The definition of gender in the Bill is: “‘Gender’ means the gender of a person or the gender which a person expresses as the person’s preferred gender or with which the person identifies and includes transgender and a gender other than those of male and female ...”
Mr McDowell queried why this definition is different from the Gender Recognition Act, which he says has a binary definition of gender in that it “provides that a gender recognition certificate has effect that if the preferred gender is the male gender, the person’s sex becomes that of a man, and if the female gender, the person’s sex becomes that of a woman”.
In his letter, Mr McDowell said he has “great difficulty” in understanding “what is intended by the term ‘transgender’ and the phrase ‘a gender other than those of male and female’ “.

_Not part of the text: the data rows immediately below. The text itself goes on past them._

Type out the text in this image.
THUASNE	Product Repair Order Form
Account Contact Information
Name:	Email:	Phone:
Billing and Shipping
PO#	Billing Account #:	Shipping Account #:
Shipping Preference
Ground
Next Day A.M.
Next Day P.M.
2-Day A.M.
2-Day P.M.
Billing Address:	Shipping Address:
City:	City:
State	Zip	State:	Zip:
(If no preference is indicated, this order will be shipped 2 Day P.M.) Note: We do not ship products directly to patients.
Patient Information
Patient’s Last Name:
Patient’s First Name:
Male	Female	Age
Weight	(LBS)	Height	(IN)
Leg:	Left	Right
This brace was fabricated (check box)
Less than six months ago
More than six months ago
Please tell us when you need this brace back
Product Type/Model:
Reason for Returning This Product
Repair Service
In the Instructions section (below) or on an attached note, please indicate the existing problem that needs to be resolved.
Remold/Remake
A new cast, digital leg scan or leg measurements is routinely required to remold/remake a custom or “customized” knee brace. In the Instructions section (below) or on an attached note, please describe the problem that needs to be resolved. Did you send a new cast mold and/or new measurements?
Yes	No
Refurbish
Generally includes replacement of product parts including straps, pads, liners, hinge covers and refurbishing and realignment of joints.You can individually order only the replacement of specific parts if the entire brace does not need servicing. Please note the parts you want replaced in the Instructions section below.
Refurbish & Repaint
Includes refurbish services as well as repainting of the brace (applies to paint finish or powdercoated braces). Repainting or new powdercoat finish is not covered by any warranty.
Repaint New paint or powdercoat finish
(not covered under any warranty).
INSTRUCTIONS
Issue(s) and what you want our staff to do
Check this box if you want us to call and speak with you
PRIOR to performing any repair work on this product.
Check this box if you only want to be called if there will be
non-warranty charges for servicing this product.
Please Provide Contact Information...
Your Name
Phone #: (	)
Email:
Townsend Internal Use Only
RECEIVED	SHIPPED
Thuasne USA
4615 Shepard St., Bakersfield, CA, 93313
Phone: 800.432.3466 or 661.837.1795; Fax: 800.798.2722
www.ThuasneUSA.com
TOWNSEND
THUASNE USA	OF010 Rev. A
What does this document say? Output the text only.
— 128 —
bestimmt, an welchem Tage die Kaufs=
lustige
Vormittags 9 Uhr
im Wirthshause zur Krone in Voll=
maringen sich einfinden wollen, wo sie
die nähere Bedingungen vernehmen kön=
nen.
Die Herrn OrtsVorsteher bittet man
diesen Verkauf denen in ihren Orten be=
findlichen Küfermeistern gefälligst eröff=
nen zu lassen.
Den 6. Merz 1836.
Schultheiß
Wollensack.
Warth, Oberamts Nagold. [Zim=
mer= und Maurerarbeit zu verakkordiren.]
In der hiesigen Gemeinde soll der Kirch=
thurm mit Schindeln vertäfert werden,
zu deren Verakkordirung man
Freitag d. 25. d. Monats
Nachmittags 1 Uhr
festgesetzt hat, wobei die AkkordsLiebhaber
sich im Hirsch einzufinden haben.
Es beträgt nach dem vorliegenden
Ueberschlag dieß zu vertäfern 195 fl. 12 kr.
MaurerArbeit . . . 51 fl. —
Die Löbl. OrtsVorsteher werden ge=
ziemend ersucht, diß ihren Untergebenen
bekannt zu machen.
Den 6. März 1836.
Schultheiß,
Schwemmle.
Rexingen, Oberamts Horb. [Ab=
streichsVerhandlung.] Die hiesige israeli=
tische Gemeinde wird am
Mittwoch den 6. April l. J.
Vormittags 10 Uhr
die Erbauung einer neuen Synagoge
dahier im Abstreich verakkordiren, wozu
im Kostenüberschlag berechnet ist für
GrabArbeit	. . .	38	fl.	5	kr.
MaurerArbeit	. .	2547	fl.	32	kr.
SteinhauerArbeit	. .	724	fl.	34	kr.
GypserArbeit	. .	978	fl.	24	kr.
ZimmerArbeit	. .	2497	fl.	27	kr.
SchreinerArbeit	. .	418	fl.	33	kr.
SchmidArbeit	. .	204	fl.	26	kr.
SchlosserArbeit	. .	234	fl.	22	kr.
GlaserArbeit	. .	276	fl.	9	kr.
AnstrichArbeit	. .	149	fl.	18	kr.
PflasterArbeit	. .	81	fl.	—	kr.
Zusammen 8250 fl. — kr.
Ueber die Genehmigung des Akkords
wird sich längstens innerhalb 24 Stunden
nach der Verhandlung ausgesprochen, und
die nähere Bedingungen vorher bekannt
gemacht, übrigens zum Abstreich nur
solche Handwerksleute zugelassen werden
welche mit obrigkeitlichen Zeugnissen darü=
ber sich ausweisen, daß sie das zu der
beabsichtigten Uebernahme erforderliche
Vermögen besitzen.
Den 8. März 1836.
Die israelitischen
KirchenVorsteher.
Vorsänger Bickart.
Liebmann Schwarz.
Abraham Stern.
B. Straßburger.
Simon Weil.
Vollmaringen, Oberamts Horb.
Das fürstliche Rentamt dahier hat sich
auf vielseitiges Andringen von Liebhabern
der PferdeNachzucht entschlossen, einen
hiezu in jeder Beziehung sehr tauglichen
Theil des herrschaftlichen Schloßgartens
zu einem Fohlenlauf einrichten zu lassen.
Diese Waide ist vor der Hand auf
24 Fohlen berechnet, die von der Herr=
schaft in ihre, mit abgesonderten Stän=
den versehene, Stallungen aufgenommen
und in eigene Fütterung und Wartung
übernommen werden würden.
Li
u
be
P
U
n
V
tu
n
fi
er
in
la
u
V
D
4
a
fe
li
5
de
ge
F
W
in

“Since one of the purposes of the Bill is to expand the concept of protected characteristics ... it seems to me to be important that members of the Seanad including myself should understand the meaning of the phrases ‘transgender’ and ‘a gender other than those of male and female’,” he said.
“The purpose of this letter is, in advance of the second stage debate in the Seanad, to obtain absolute clarity as to what you as proposer of the Bill intend these terms to mean. In particular, I must ask the following questions: a) Is transgender a gender for the purposes of Irish law? And b) Can you specify what is meant, in addition to transgender, by ‘any gender other than those of male and female’?”
Independent Senator Ronan Mullen took a more confrontational line, accusing the Government of “smuggling a radical new definition of gender into an already controversial hate speech law”.
But neither man has received a reply to their letters, and a spokesman for the Minister was unable to say if she would address the issue in her speech in the Seanad this evening.